Em livro sobre a história das organizações da esquerda revolucionária brasileira, publicado no ano de 1987, Jacob Gorender diz que a violência praticada pelos revolucionários acontecia de acordo com princípios éticos que visavam preservar-se da moral corrupta das classes dominantes.
Gorender admite que os grupos armados mataram, praticaram atos de terrorismo, seqüestraram e inclusive chegaram a executar traidores condenados por uma justiça revolucionária, mas argumenta que episódios de tortura jamais foram verificados nas guerrilhas .
A violência revolucionária não era uma violência gratuita, com finalidade de infligir dores ou castigos, muito menos com ranço revanchista. A violência era praticada com objetivo político. Era uma violência limpa, por assim dizer, que se precavia de atos moralmente degenerados e que, principalmente, encontrava sua razão de ser na luta por democracia, fazendo frente a todo tipo de barbárie que ocorria em instalações dos órgãos de repressão política.

Concepção marxista de direitos humanos

Como vimos, desde as décadas de 60 e 70, a pauta de direitos humanos foi assumida pela esquerda brasileira não mais como questão secundária sem movimento próprio, por ser enquadrada como contradição secundária específica, mas foi admitida e incorporada no conjunto de uma plataforma de direitos básicos do cidadão. O direito à integridade física será defendido como direito à vida, no mesmo patamar político dos direitos à saúde, à moradia, à educação, etc. O que configura um grande avanço no campo do direito social, haja visto que todo tipo de crime contra a humanidade era corriqueiramente praticado pelas forças de segurança contra pobres, moradores de periferia e pessoas marginalizadas. A partir de então, lutou-se e defendeu-se muito mais os direitos humanos no Brasil, sistematizando-se um movimento em sua defesa que até então não gozava de organicidade considerável.

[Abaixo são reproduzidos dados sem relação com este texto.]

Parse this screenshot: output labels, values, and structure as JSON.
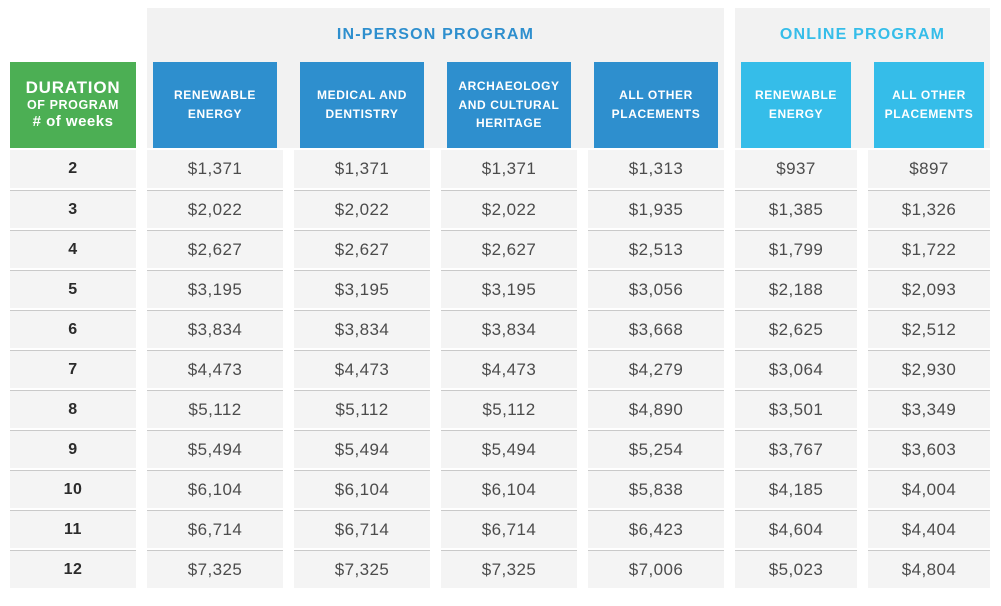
{
  "colors": {
    "green_header": "#4caf54",
    "blue_header": "#2e8fce",
    "cyan_header": "#35bde9",
    "banner_background": "#f2f2f2",
    "cell_background": "#f4f4f4",
    "row_separator": "#c9c9c9",
    "price_text": "#4c4c4c"
  },
  "chart_data": {
    "type": "table",
    "row_header_lines": [
      "DURATION",
      "OF PROGRAM",
      "# of weeks"
    ],
    "groups": [
      {
        "label": "IN-PERSON PROGRAM",
        "columns": [
          "RENEWABLE ENERGY",
          "MEDICAL AND DENTISTRY",
          "ARCHAEOLOGY AND CULTURAL HERITAGE",
          "ALL OTHER PLACEMENTS"
        ]
      },
      {
        "label": "ONLINE PROGRAM",
        "columns": [
          "RENEWABLE ENERGY",
          "ALL OTHER PLACEMENTS"
        ]
      }
    ],
    "rows": [
      {
        "week": "2",
        "values": [
          "$1,371",
          "$1,371",
          "$1,371",
          "$1,313",
          "$937",
          "$897"
        ]
      },
      {
        "week": "3",
        "values": [
          "$2,022",
          "$2,022",
          "$2,022",
          "$1,935",
          "$1,385",
          "$1,326"
        ]
      },
      {
        "week": "4",
        "values": [
          "$2,627",
          "$2,627",
          "$2,627",
          "$2,513",
          "$1,799",
          "$1,722"
        ]
      },
      {
        "week": "5",
        "values": [
          "$3,195",
          "$3,195",
          "$3,195",
          "$3,056",
          "$2,188",
          "$2,093"
        ]
      },
      {
        "week": "6",
        "values": [
          "$3,834",
          "$3,834",
          "$3,834",
          "$3,668",
          "$2,625",
          "$2,512"
        ]
      },
      {
        "week": "7",
        "values": [
          "$4,473",
          "$4,473",
          "$4,473",
          "$4,279",
          "$3,064",
          "$2,930"
        ]
      },
      {
        "week": "8",
        "values": [
          "$5,112",
          "$5,112",
          "$5,112",
          "$4,890",
          "$3,501",
          "$3,349"
        ]
      },
      {
        "week": "9",
        "values": [
          "$5,494",
          "$5,494",
          "$5,494",
          "$5,254",
          "$3,767",
          "$3,603"
        ]
      },
      {
        "week": "10",
        "values": [
          "$6,104",
          "$6,104",
          "$6,104",
          "$5,838",
          "$4,185",
          "$4,004"
        ]
      },
      {
        "week": "11",
        "values": [
          "$6,714",
          "$6,714",
          "$6,714",
          "$6,423",
          "$4,604",
          "$4,404"
        ]
      },
      {
        "week": "12",
        "values": [
          "$7,325",
          "$7,325",
          "$7,325",
          "$7,006",
          "$5,023",
          "$4,804"
        ]
      }
    ]
  }
}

Outra característica da inclusão dos direitos humanos na pauta da esquerda foi uma crítica ao que se julgava liberal-burguês ou individualista no que concernia à natureza da pauta, aproximando-a do combate por direitos sócio-econômicos.

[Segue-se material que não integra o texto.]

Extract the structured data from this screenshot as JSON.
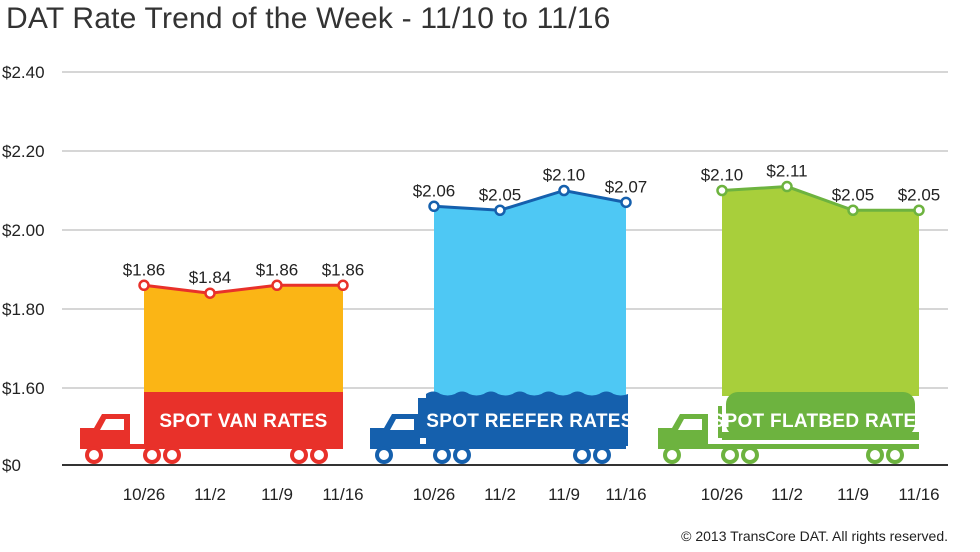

Bem sabemos que a pauta dos direitos humanos pode ser facilmente instrumentalizada pela direita e pelas classes burguesas, que, em algumas ocasiões, lançam mão do termo direitos humanos associado ao direito à propriedade, por exemplo, ou reclamando direito à expressão ou liberdade de imprensa como forma de se blindar de medidas governamentais por gestores progressistas.
Mas, em suma, grande parte da militância por direitos humanos, no Brasil e na América Latina, surgiu vinculada à teologia da libertação e com um discurso de fortes críticas às premissas individualistas do liberalismo clássico.

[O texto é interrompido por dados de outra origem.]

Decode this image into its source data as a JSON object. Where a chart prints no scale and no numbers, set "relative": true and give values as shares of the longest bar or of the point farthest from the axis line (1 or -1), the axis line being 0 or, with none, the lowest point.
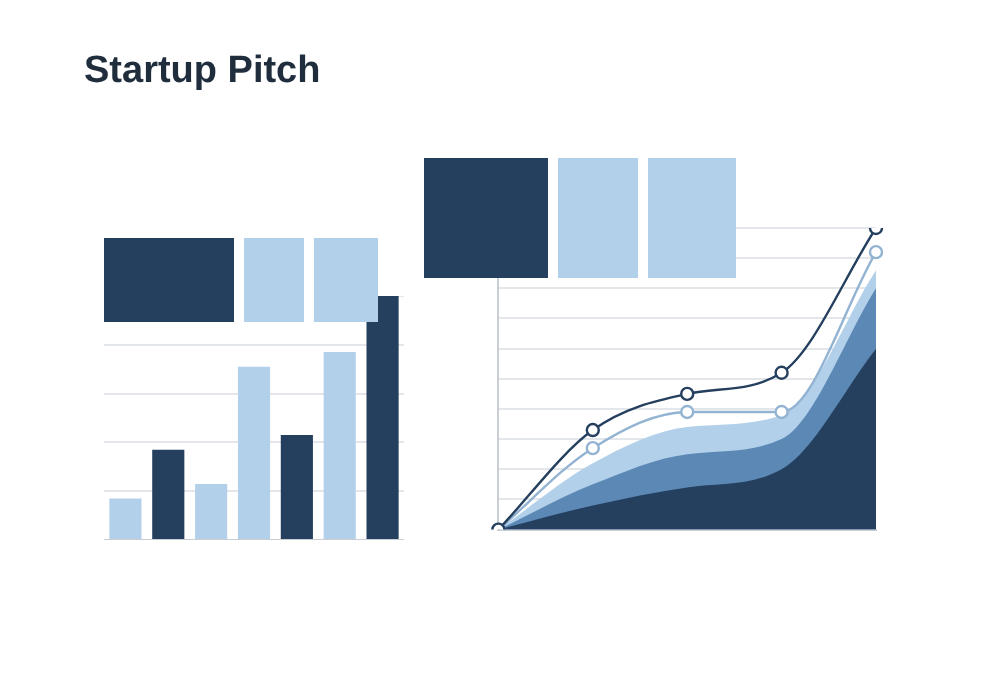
{
  "chart_data": [
    {
      "type": "bar",
      "title": "Startup Pitch",
      "categories": [
        null,
        null,
        null,
        null,
        null,
        null,
        null
      ],
      "values": [
        0.17,
        0.37,
        0.23,
        0.71,
        0.43,
        0.77,
        1
      ],
      "colors": [
        "#b3d0ea",
        "#253f5f",
        "#b3d0ea",
        "#b3d0ea",
        "#253f5f",
        "#b3d0ea",
        "#253f5f"
      ],
      "relative": true,
      "grid": "y"
    },
    {
      "type": "area",
      "categories": [
        null,
        null,
        null,
        null,
        null
      ],
      "relative": true,
      "grid": "y",
      "series": [
        {
          "type": "area",
          "color": "#b3d0ea",
          "values": [
            0,
            0.22,
            0.34,
            0.38,
            0.86
          ]
        },
        {
          "type": "area",
          "color": "#5b88b5",
          "values": [
            0,
            0.15,
            0.25,
            0.3,
            0.8
          ]
        },
        {
          "type": "area",
          "color": "#253f5f",
          "values": [
            0,
            0.08,
            0.14,
            0.2,
            0.6
          ]
        },
        {
          "type": "line",
          "color": "#93b3d2",
          "marker": "circle",
          "values": [
            0,
            0.27,
            0.39,
            0.39,
            0.92
          ]
        },
        {
          "type": "line",
          "color": "#253f5f",
          "marker": "circle",
          "values": [
            0,
            0.33,
            0.45,
            0.52,
            1
          ]
        }
      ]
    }
  ]
}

Diversos autores surgirão com uma ácida crítica aos movimentos de individualismo burguês que se circunscrevem na defesa da ordem capitalista. Autores como estes criticarão os fundamentos do direito moderno, tido muitas vezes como avalizador formal de fenômenos típicos da sociedade capitalista, como circulação de mercadorias e a própria compra da força de trabalho do proletário pelo burguês.
Afinal, a crítica de Marx aos direitos humanos fazia sentido. O discurso jurídico pós- revolução francesa atomizou os homens para estes se relacionarem entre si com o intemédio do estado, como pontua o argentino Oscar Correas; permitindo que a vida, a liberdade ou a propriedade apareçam como direitos naturais. A declaração dos direitos do homem de 1789 é afiançadora do modo de produção capitalista; é a zeladora jurídica do status quo burguês.
Verdade que a promulgação de 1789 garante princípios de direitos universalmente caros à vida. Na verdade, um avanço progressivo que o marxismo irá caracterizar como mais uma das transições do homem ao sistema igualitário a ser visado.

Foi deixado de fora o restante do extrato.